The Great Wall and the Forbidden City were the main reasons for visiting Beijing but in the three days we spent there we also managed to catch quite a few other significant sights.

The walk around the Olympic centre almost seemed unplanned but was most welcome. We had been taken to lunch nearby (we spent all three weeks be ferried to different but almost identical restaurants twice a day) and were allowed off the leash for a while to explore the Olympic legacy.

The Birds Nest is simply stunning, both from a distance as seen here and also close up where the structure can be seen clearly.

The stadium is now open to tourists but by the time we had worked out how to get tickets we did not have enough time to go inside.

Also on the site is the Water Cube, another interesting but less impressive building.

What was impressive was the plaza around the sites, some of which can be seen in the foreground.

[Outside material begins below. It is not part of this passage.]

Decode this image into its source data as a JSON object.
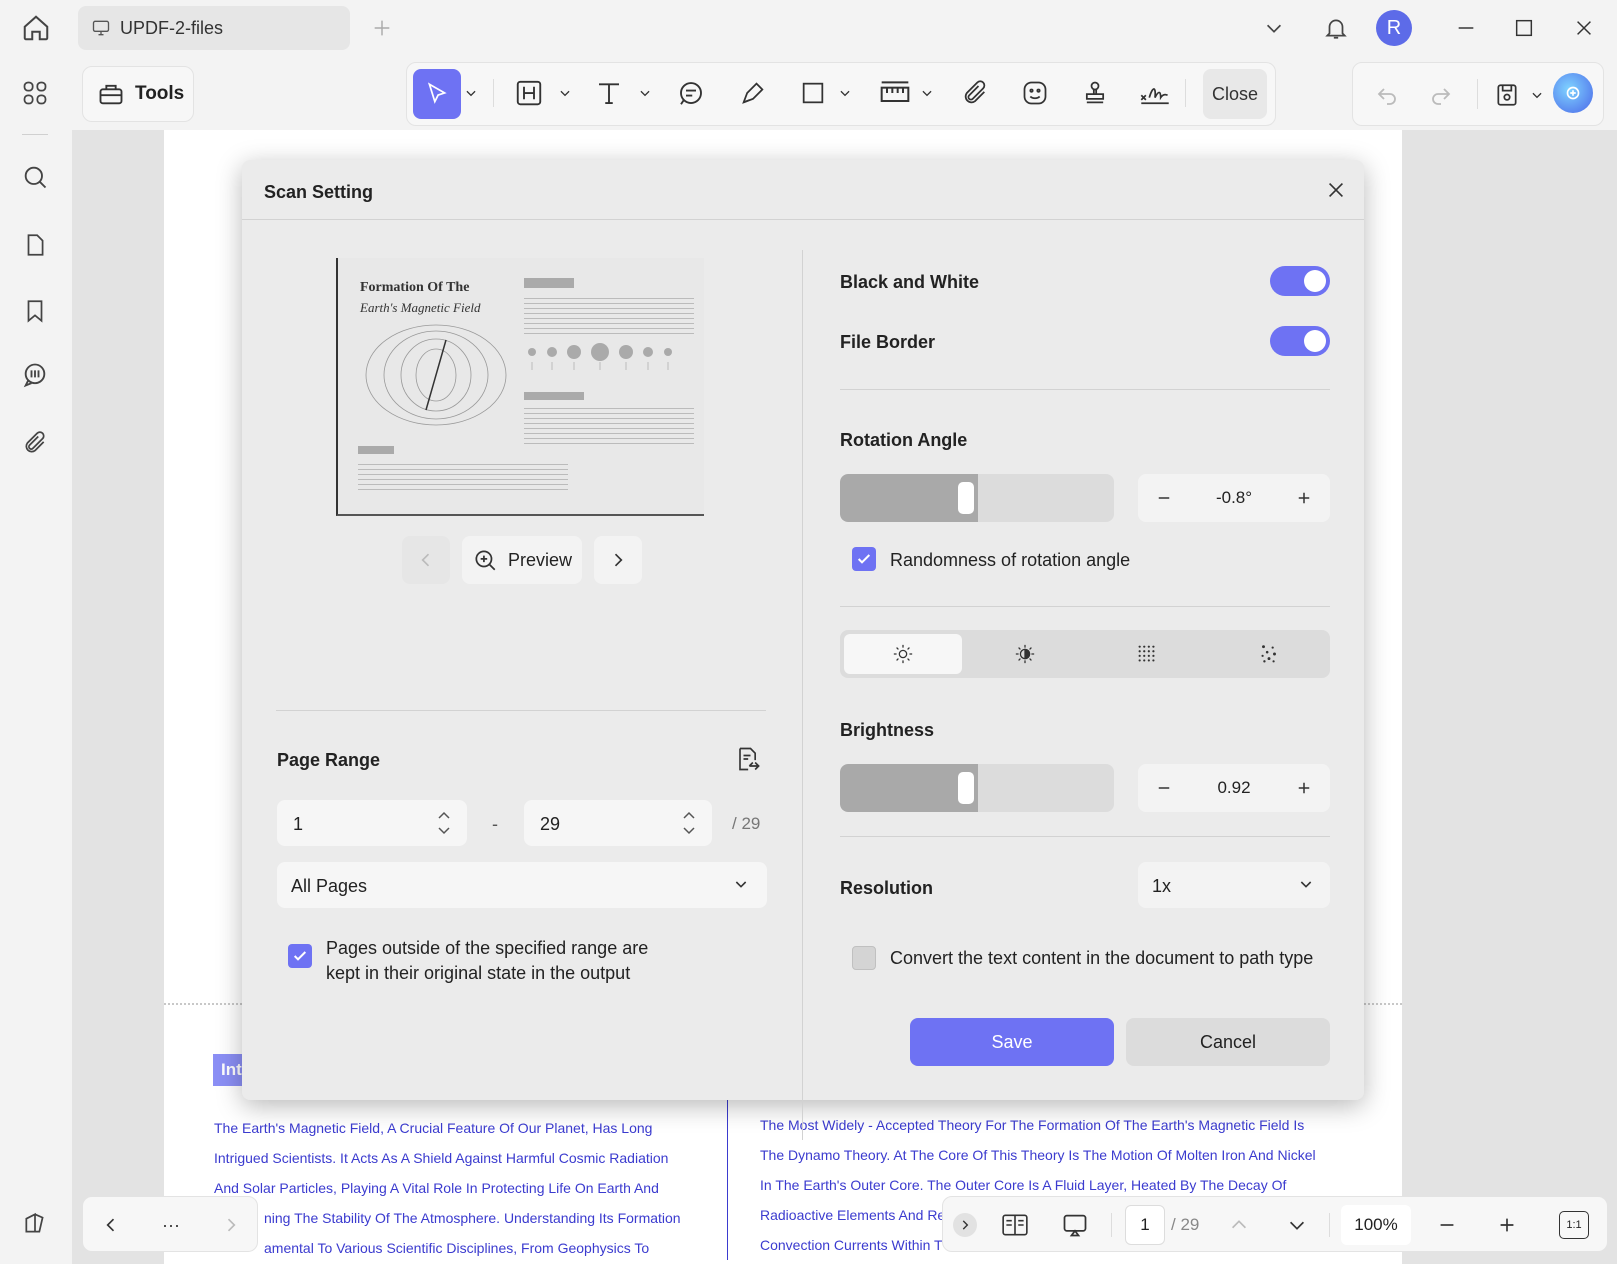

This forms part of a wide corridor that cuts North-South through Beijing all the way to the Forbidden City and beyond. It was one of the most dramatic public spaces that I have been in, much more so than Tiananmen Square, for example.

The Summer Palace is very big and very pretty, even in the torrential rain!

In concept it is similar to an English country mansion but the scale and grandeur is something else. We had less time than I would have liked to explore the palace and gardens; it could easily have taken a whole day and still have left most of it unexplored.

We did get to walk along the 1 km corridor that is, apparently the longest in the world. We soon got used to being told that what we were seeing was the biggest / longest / deepest / oldest in the world, and often it was true.

Part of the corridor can be seen behind the lion. It is open on both sides but is covered for the full 1 km and has thousands of pictures painted on the timbers. This type of corridor, or walkway if you prefer, proved to be very useful at times during the tour as they provided a welcome shelter from the piercing sun and, just once, the driving rain.

The corridor went part of the way along one side of the artificial lake, which gives you some idea of just how big the Summer Palace is. Wikipedia says that the lake alone is 2.2 square kilometers.

We did not have that many opportunities for shopping in China but we were let loose in the Silk Street market so that we could experience the counterfeit products and the sales technique employed.

The market consists of some 1,700 booths spread over seven floors and zoned by product. Shopping is not my idea of fun, though markets are, so I had a look around without seriously expecting to buy anything and was amazed by the size of the market and the range of goods available.

The sales technique was bit of a shock at first and took a little getting used to. Instead of "sales technique", perhaps "attempted kidnap" is a more accurate description. The sales staff, almost all of them young women, literally grab you by the arm as you try to walk past and attempt to convince you that they had the best price for the Gucci boxers that you undoubtedly need.

Once the shock wore off it almost became fun though I was never tempted to actually go into one of the booths, fearing for my wallet and sanity.

The limited lure of shopping faded fast and I spent the second half of the allotted shopping time having a beer outside. A wise choice.